How to get rendered HTML page using Selenium or PhantomJS?

P

pirate_prentice2019-10-23 12:23:53

PHP

pirate_prentice, 2019-10-23 12:23:53

Hello! Help, please, to solve a problem.
I am writing a parser in PHP that receives data from a page that is rendered by JS code on the client side. For this, it was decided to use Selenium (using facebook/php-webdriver) or PhantomJS (using the jonnnnyw/php-phantomjs package).
But both methods have so far only allowed us to get the original, non-rendered HTML code. In the case of Selenium, you can see that in the browser the page is rendered completely, however, $driver->getPageSource() returns the same raw HTML and JS scripts.

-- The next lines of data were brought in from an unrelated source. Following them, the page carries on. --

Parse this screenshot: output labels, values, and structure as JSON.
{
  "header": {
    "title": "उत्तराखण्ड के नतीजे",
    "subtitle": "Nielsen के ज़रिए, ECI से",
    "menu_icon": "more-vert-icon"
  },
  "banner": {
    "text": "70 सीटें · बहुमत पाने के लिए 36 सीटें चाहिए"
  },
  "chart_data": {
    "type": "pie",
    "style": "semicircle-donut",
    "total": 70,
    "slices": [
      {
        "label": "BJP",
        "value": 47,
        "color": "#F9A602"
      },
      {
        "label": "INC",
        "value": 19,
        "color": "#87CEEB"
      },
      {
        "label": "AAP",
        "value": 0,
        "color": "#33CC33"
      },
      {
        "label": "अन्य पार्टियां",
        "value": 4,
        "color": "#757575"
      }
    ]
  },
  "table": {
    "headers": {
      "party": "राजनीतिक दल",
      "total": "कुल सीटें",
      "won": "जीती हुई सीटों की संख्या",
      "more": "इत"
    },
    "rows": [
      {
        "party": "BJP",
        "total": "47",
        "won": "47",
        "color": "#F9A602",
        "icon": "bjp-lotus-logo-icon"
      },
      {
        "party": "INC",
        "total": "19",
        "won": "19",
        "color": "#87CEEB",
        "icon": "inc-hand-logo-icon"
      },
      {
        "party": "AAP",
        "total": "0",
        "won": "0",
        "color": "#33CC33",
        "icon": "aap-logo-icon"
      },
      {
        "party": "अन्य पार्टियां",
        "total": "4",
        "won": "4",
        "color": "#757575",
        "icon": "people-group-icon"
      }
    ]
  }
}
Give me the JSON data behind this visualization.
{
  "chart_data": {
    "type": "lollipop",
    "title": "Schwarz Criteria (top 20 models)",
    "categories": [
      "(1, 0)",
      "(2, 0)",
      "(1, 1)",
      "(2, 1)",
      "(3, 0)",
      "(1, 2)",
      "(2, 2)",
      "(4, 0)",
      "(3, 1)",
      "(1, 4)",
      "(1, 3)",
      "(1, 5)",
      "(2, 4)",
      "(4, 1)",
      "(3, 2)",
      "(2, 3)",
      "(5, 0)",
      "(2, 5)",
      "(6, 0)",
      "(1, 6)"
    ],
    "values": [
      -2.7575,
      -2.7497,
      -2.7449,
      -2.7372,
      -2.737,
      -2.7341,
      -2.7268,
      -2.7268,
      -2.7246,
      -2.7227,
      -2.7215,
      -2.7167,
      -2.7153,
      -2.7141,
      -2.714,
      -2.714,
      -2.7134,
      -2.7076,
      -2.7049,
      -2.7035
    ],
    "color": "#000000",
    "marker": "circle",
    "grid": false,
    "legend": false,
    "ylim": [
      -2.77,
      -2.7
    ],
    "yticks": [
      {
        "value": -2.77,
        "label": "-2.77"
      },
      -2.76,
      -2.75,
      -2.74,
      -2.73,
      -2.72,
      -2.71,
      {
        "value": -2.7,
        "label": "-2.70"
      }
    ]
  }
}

Using timeouts didn't help.
How can this issue be resolved?

Reply

Answer the question

In order to leave comments, you need to log in

3 answer(s)

S

Sergey c0re, 2019-10-23
@pirate_prentice

c Selemium did not work, but IMHO , you don’t need to take getPageSource, but after loading the entire page, find an element, for example body, and get its innerHTML if you parse with regexps. Or work with the DOM of the page, which is probably more convenient.
something like this (maybe I'm wrong with the syntax):

$element = $driver->findElement(WebDriverBy::cssSelector('body'));

$src = $element->getAttribute('innerHTML');

# или так

$src = $driver->executeScript("return document.body.innerHTML");

K

kvaks, 2019-10-23
@kvaks

in selenium add page load wait

G

grinat, 2019-10-23
@grinat

See which block appears when the page is rendered and do a waitForSelector and there is a path to the block, since it has appeared, everything, react / vue or whatever is used for rendering, worked successfully. Yes, and I don’t advise using selenium because it’s shit, phantomjs hasn’t been maintained for a long time, take pupeter, this is the official lib from Google for faceless chrome.